The huge monetary and fiscal stimuli in the global economy to tackle the effects of the Covid-19 pandemic have reignited fears that inflation will return.
We have not seen evidence that cryptocurrencies can be an effective hedge against inflation (yet?), but if it were to replace, or complement, gold in the minds of investors as a “safe-haven” asset, it could offer some protection when (and if ) inflation surfaces.
In my last blog I concluded Bitcoin could not be considered a financial asset or currency. Our clients set strategic allocations for the long term, and we remain unconvinced that cryptocurrencies should form part of this at present. Nevertheless, we will continue to monitor developments in this space.
A positive change to regulatory status could mean Bitcoin becomes eligible for inclusion in a wider range of investment vehicles (currently not permissible in UCITS funds), and we could see managers starting to make more use of them where they see a case. It is also likely to offer Bitcoin greater price stability.

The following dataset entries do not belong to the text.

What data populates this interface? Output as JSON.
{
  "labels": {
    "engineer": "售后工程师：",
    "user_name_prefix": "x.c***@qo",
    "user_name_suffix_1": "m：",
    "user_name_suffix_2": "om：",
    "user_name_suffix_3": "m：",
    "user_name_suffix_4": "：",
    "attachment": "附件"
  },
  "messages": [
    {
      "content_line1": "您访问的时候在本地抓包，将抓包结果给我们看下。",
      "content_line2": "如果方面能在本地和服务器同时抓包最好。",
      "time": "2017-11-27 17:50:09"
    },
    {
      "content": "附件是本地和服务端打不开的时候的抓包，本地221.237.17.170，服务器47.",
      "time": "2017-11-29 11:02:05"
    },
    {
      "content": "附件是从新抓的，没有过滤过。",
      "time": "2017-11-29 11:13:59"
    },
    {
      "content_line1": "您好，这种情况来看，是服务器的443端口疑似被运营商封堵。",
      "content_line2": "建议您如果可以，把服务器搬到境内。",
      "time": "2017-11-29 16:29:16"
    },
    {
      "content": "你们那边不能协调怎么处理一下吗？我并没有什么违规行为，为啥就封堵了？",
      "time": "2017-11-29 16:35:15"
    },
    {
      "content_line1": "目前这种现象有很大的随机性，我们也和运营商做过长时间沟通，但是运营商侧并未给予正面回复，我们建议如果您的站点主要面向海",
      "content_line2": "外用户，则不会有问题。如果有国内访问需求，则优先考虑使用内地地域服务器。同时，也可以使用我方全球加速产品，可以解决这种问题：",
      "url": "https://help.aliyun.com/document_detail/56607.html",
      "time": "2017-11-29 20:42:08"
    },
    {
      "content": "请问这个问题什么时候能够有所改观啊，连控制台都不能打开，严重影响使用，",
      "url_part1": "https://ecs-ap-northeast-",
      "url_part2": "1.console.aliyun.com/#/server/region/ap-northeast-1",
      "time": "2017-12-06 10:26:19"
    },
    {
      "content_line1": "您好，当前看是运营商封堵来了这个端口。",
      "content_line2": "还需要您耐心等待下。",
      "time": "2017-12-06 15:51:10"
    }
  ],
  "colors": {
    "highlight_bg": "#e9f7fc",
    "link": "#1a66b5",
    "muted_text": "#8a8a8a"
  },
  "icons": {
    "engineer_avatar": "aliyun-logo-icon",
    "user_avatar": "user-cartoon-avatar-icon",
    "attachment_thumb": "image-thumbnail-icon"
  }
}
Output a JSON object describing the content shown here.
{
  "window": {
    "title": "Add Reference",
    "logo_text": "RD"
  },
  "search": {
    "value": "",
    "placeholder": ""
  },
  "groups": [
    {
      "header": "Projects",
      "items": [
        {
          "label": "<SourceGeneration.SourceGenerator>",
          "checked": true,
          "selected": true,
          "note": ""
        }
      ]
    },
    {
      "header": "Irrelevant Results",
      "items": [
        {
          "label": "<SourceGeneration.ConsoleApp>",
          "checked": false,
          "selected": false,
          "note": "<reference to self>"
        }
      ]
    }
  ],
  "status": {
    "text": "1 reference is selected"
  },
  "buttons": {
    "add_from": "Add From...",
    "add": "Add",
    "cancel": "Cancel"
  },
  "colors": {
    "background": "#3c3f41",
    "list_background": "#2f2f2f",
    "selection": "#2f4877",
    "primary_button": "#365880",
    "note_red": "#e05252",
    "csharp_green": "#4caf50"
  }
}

Enough about Bitcoin, bring on Britcoin
China has been looking at launching the e-Yuan for some time and more recently the UK government is looking at whether there is a role for Britcoin. Contrary to Bitcoin, these digital coins would be regulated and issued by central banks, with their value directly linked to that of the Yuan and Pound respectively. They are ‘stable coins’ - cryptocurrencies backed by an asset; Bitcoin’s price is not linked to any currency or asset. The current plan in the UK is for this government-backed digital currency to exist alongside traditional cash. So, what purpose would digital currencies serve? Primarily, they can eliminate transactions costs for business when accepting credit card payments (typically 0.5%-1% of the transaction). It is certainly another development to watch!